01. “...Desde que eu era muito pequena os livros me deram casa e comida.”

Os termos destacados remetem, respectivamente, a tudo isto, exceto:

A) concreto x abstrato
B) forma x conteúdo
C) dinamismo x passividade
D) manipulação x elaboração
E) lazer x lazer

Resposta: Letra C

Justifique o ítem assinalado de acordo com o texto.

Resposta: Não há passividade no texto.

02. “...de tanto olhar pras paredes.”

O fato acima teve como conseqüência a descoberta do mundo.
Explique essa relação:

Resposta: De tanto ler os livros ele foi descobrindo o mundo.

03. “Pra mim livro é vida.”

Livro só não está relacionado a:

A) assimilação imediata
B) voracidade intelectual
C) ausência de fronteiras
D) promoção de lazer
E) possibilidade de interação

Resposta: letra A

Justifique o item assinalado.
Resposta: Ler leva tempo.

04. Observe:
“Nunca esgaravatei a terra nem farejei ninhos, nem joguei pedras nos passarinhos.
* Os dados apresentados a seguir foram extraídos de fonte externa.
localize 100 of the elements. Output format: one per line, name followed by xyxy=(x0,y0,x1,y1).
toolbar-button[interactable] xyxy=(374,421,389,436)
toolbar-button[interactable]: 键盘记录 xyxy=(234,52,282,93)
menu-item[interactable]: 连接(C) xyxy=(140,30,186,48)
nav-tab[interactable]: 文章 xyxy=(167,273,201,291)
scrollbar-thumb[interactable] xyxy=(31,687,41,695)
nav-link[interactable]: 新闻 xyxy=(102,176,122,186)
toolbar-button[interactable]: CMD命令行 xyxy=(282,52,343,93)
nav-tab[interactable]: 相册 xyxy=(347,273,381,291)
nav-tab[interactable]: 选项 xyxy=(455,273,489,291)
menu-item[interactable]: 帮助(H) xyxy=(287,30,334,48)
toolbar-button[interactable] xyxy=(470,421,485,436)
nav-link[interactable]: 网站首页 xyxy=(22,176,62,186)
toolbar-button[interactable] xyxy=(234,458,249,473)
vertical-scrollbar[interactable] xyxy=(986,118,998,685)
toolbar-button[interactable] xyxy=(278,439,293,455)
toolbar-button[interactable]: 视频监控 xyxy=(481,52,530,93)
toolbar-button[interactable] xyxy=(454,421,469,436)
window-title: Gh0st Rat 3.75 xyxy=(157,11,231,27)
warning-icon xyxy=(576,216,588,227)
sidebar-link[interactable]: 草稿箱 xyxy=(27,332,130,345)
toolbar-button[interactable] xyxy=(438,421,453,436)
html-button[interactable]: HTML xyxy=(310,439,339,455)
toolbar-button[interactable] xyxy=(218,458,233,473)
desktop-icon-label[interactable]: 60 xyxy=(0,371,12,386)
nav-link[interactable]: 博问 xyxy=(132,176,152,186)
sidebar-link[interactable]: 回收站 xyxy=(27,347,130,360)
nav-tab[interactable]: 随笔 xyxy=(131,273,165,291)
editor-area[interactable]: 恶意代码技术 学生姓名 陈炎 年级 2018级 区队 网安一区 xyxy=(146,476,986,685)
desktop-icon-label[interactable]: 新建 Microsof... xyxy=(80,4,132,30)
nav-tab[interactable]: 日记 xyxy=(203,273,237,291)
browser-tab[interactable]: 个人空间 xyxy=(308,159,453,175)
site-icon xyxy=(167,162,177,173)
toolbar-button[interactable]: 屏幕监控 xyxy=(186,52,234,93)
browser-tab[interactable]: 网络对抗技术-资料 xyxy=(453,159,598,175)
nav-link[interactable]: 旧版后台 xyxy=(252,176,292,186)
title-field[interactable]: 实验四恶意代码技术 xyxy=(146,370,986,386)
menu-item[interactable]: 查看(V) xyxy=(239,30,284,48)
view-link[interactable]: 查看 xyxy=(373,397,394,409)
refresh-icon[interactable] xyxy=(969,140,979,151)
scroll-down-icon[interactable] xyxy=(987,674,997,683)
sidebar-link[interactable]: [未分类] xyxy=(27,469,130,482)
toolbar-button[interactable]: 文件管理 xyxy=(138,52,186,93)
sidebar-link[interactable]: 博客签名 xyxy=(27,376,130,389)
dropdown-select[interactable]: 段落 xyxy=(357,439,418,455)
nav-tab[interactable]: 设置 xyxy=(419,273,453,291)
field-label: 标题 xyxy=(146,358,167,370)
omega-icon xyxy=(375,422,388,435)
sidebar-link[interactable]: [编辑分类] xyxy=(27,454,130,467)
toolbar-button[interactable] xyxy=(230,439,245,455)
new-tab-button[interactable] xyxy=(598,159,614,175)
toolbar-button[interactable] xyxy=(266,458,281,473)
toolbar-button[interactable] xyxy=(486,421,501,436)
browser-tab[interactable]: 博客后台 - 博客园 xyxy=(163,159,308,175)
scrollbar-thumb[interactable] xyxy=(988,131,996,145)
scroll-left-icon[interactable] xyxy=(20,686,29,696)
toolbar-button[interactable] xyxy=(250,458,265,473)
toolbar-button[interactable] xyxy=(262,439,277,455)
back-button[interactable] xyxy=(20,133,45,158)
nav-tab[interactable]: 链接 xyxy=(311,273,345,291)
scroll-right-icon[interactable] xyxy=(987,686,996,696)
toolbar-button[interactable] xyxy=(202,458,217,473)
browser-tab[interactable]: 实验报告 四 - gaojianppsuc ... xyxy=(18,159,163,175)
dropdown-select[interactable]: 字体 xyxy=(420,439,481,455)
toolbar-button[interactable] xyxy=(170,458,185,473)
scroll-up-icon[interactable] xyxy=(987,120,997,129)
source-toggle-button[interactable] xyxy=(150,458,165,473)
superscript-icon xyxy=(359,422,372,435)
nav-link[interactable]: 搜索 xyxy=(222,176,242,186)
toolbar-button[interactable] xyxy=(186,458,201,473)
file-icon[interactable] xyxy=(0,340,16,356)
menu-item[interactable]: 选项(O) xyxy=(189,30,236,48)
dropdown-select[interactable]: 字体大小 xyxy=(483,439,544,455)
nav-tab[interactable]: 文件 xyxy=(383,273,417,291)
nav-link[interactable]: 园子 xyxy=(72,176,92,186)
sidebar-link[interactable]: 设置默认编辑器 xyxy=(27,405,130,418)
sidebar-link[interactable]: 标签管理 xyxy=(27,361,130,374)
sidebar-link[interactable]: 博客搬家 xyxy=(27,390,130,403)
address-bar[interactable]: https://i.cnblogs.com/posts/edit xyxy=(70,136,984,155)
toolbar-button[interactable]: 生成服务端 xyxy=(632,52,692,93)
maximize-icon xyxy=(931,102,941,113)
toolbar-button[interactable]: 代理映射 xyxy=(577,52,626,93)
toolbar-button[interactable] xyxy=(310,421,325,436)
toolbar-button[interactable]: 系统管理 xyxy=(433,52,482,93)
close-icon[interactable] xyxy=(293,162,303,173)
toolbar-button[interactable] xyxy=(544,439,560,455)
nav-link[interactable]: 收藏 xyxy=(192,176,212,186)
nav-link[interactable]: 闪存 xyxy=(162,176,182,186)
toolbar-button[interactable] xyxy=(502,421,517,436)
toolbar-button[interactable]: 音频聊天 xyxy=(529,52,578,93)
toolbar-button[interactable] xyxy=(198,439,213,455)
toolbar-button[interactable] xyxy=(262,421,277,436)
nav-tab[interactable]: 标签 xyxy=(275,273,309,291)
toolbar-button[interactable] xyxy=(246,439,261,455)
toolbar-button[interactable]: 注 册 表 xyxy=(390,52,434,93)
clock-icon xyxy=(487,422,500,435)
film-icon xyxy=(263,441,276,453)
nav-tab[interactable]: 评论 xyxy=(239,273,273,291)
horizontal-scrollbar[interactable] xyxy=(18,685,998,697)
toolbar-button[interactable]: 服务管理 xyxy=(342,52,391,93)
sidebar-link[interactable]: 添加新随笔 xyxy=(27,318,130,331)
Mas os livros foram meus passarinhos e meus ninhos, meus animais domésticos, meu estábulo e meu campo; a biblioteca era o mundo colhido num espelho; tinha a sua espessura infinita, a sua variedade e a sua imprevisibilidade.”
Jean Paul Sartre

A concepção de livro para Lygia Boyunga e jean Paul Sartre está relacionada a tudo isto, exceto:

A) liberdade
B) contestação
C) proteção
D) companheirismo
E) imaginação

Resposta: Letra B

Justifique o item assinalado.

Resposta: Não se contesta nada, apenas se mencionam as coisas positivas do livro.


05. Use os argumentos da autora para exemplificar as afirmações destacadas:

A) O livro era fonte de alimento à criatividade e um meio de alargar os horizontes.

Resposta: 6º parágrafo.

B) A autora/excritora possibilita a outra criança “o ciclo” por que passou.

Resposta: final do 7º parágrafo.

06. Observe este fragmento de Vinícius de Morais:

Operário em Construção

“De fato, como podia
um operário em construção
Compreender por que um tijolo
Valia mais do que um pão?

Mas ele desconhecia
Esse fato extraordinário
Que o operário faz a coisa
E a coisa faz o operário...”


A partir dos dois últimos versos, explique o título do texto lido: “Livro a troca”

Resposta: O livro forma o leitor, que, por sua vez, é a razão de o livro existir.